13/11/2019

Mesa-redonda discute experiências internacionais e práticas avançadas

Depois de falar sobre legitimação da anestesiologia nos EUA e na França, convidadas avaliaram situação no Brasil

Assunto que é chave para ampliar o acesso à Saúde no Brasil, as práticas avançadas em Enfermagem foram debatidas nesta terça-feira (12), em mesa-redonda no 22º Congresso Brasileiro dos Conselhos de Enfermagem (CBCENF), com participação de três convidadas que expuseram experiências internacionais e nacionais: Cristine Caltero (França, Universidade de Rouen); Claudia Regina Laselva (Brasil, Hospital Albert Einsten); e Gilmara Lúcia dos Santos (Brasil, Cofen e Ministério da Saúde).

Na França – A professora Cristine Caltero falou sobre como a anestesiologia, uma prática avançada antes consagrada aos cirurgiões, tornou-se atribuição regulamentada do enfermeiro em seu país.

“Seguindo o exemplo dos Estados Unidos, a formação na área foi inaugurada, mas sem muitos parâmetros.
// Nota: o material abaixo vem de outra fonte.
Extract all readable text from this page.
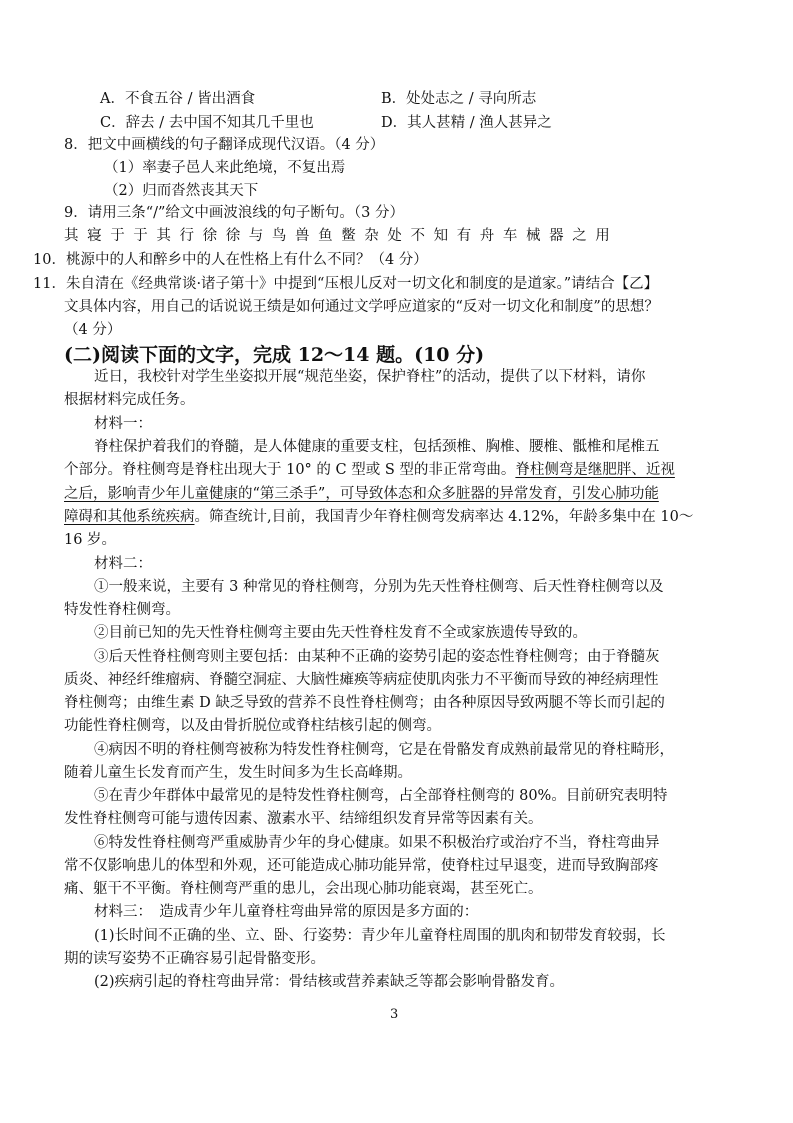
A．不食五谷 / 皆出酒食	B．处处志之 / 寻向所志
C．辞去 / 去中国不知其几千里也	D．其人甚精 / 渔人甚异之
8．把文中画横线的句子翻译成现代汉语。（4 分）
（1）率妻子邑人来此绝境，不复出焉
（2）归而沓然丧其天下
9．请用三条“/”给文中画波浪线的句子断句。（3 分）
其寝于于其行徐徐与鸟兽鱼鳖杂处不知有舟车械器之用
10．桃源中的人和醉乡中的人在性格上有什么不同？（4 分）
11．朱自清在《经典常谈·诸子第十》中提到“压根儿反对一切文化和制度的是道家。”请结合【乙】
文具体内容，用自己的话说说王绩是如何通过文学呼应道家的“反对一切文化和制度”的思想？
（4 分）
(二)阅读下面的文字，完成 12～14 题。(10 分)
近日，我校针对学生坐姿拟开展“规范坐姿，保护脊柱”的活动，提供了以下材料，请你
根据材料完成任务。
材料一：
脊柱保护着我们的脊髓，是人体健康的重要支柱，包括颈椎、胸椎、腰椎、骶椎和尾椎五
个部分。脊柱侧弯是脊柱出现大于 10° 的 C 型或 S 型的非正常弯曲。脊柱侧弯是继肥胖、近视
之后，影响青少年儿童健康的“第三杀手”，可导致体态和众多脏器的异常发育，引发心肺功能
障碍和其他系统疾病。筛查统计,目前，我国青少年脊柱侧弯发病率达 4.12%，年龄多集中在 10～
16 岁。
材料二：
①一般来说，主要有 3 种常见的脊柱侧弯，分别为先天性脊柱侧弯、后天性脊柱侧弯以及
特发性脊柱侧弯。
②目前已知的先天性脊柱侧弯主要由先天性脊柱发育不全或家族遗传导致的。
③后天性脊柱侧弯则主要包括：由某种不正确的姿势引起的姿态性脊柱侧弯；由于脊髓灰
质炎、神经纤维瘤病、脊髓空洞症、大脑性瘫痪等病症使肌肉张力不平衡而导致的神经病理性
脊柱侧弯；由维生素 D 缺乏导致的营养不良性脊柱侧弯；由各种原因导致两腿不等长而引起的
功能性脊柱侧弯，以及由骨折脱位或脊柱结核引起的侧弯。
④病因不明的脊柱侧弯被称为特发性脊柱侧弯，它是在骨骼发育成熟前最常见的脊柱畸形，
随着儿童生长发育而产生，发生时间多为生长高峰期。
⑤在青少年群体中最常见的是特发性脊柱侧弯，占全部脊柱侧弯的 80%。目前研究表明特
发性脊柱侧弯可能与遗传因素、激素水平、结缔组织发育异常等因素有关。
⑥特发性脊柱侧弯严重威胁青少年的身心健康。如果不积极治疗或治疗不当，脊柱弯曲异
常不仅影响患儿的体型和外观，还可能造成心肺功能异常，使脊柱过早退变，进而导致胸部疼
痛、躯干不平衡。脊柱侧弯严重的患儿，会出现心肺功能衰竭，甚至死亡。
材料三：　造成青少年儿童脊柱弯曲异常的原因是多方面的：
(1)长时间不正确的坐、立、卧、行姿势：青少年儿童脊柱周围的肌肉和韧带发育较弱，长
期的读写姿势不正确容易引起骨骼变形。
(2)疾病引起的脊柱弯曲异常：骨结核或营养素缺乏等都会影响骨骼发育。
3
Com o tempo, houve embates entre os profissionais e foi necessário rever as regras para que, hoje, o enfermeiro anestesista pudesse ser reconhecido pelo Estado e ter as suas competências definidas”, explicou.

Ela enfatizou as responsabilidades desse profissional e recomendou que ele reflita sempre sobre suas ações. “Atuar antes, durante e depois de uma cirurgia, não é uma tarefa fácil. Ter um protocolo é essencial, mas não é tudo. O enfermeiro anestesista precisa refletir sobre o que está fazendo e saber o motivo de ter tomado cada decisão, pois esse processo não dispensa a mão humana”.
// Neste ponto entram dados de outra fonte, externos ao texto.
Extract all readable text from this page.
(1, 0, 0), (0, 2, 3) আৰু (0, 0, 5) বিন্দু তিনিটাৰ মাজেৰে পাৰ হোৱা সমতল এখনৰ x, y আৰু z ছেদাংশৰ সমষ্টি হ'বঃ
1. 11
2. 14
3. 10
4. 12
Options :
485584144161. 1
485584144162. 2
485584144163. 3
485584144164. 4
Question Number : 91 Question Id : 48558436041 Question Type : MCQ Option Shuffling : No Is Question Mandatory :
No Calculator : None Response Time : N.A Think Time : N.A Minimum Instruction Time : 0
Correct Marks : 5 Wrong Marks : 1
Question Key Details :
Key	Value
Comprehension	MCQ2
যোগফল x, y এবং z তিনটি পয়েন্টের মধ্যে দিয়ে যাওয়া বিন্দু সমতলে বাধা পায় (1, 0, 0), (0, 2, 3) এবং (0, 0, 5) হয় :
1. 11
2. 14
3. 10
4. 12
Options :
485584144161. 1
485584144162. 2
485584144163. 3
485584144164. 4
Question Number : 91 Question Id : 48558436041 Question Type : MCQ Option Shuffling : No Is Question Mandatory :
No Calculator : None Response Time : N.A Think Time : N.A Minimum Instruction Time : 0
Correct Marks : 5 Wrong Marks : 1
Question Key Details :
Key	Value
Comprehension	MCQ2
Enfermeiro Doutor em Ciências da Saúde e professor da Universidade Federal do Espírito Santa (UFES), o congressista Bruno Henrique Fiorim participou da mesa-redonda com vontade de aprender com as experiências internacionais. “Precisamos também reforçar as práticas avançadas hospitalares na Enfermagem no Brasil, e a anestesia é um caminho. “A gente faz muitas coisas hoje no hospital que podem se caracterizar como práticas avançadas, mas ainda não as legitimamos. Quando nos espelhamos nas experiências internacionais, conseguimos ver alguns exemplos exitosos para que possamos utilizar na nossa realidade”, comentou.

Experiência nos EUA e propostas para o Brasil – A partir das experiências da Enfermagem de práticas avançadas nos Estados Unidos, também com foco na anestesiologia, Claudia Regina traçou o percurso para que ela fosse uma prática autônoma naquele país e trouxe propostas para a legitimação no Brasil.

Expondo como o avanço se deu e os resultados disso, a convidada avaliou uma importante competência do enfermeiro de práticas avançadas. “Ele tem uma abordagem única para os cuidados de saúde porque se concentra na saúde e bem-estar da pessoa, incluindo família e ambiente. É essa visão holística”, avaliou.

Apresentou, ainda, dados que indicam escassez de anestesistas no Brasil e reforçou a necessidade de profissionais não-médicos ingressarem na área. Ao final da exposição, listou propostas para fortalecer práticas do enfermeiro anestesista no Brasil como: 1) desenvolver e definir conjunto de atividades e competências aplicáveis para o enfermeiro e 2) desenvolver programas de capacitação no formato mestrado profissional ou residência.

Os protocolos de Enfermagem e a saúde da mulher – Membro da Comissão de Práticas Avançadas na Atenção Primária do Cofen e do Ministério da Saúde, Gilmara dos Santos também defendeu o desenvolvimento das práticas avançadas do enfermeiro e apontou a Atenção Primária à Saúde e Saúde da Mulher como áreas estratégicas para isso no Brasil.

A necessidade de reduzir o índice de cirurgias cesarianas é uma das questões atuais envolvidas. Ela afirmou que o enfermeiro pode ser, por ter capacidade, o protagonista desse processo.

Gilmara destacou a elaboração de protocolos de Enfermagem para a Atenção Primária, um projeto orientado pelo Cofen e conduzido pelos Conselhos Regionais de todos os estados, em parceria com universidades e gestores de Saúde.

Ela terminou a exposição desejando uma Enfermagem “forte, empoderada profissionalmente e valorizada socialmente, com reconhecimento de sua competência técnica e com regulação profissional”.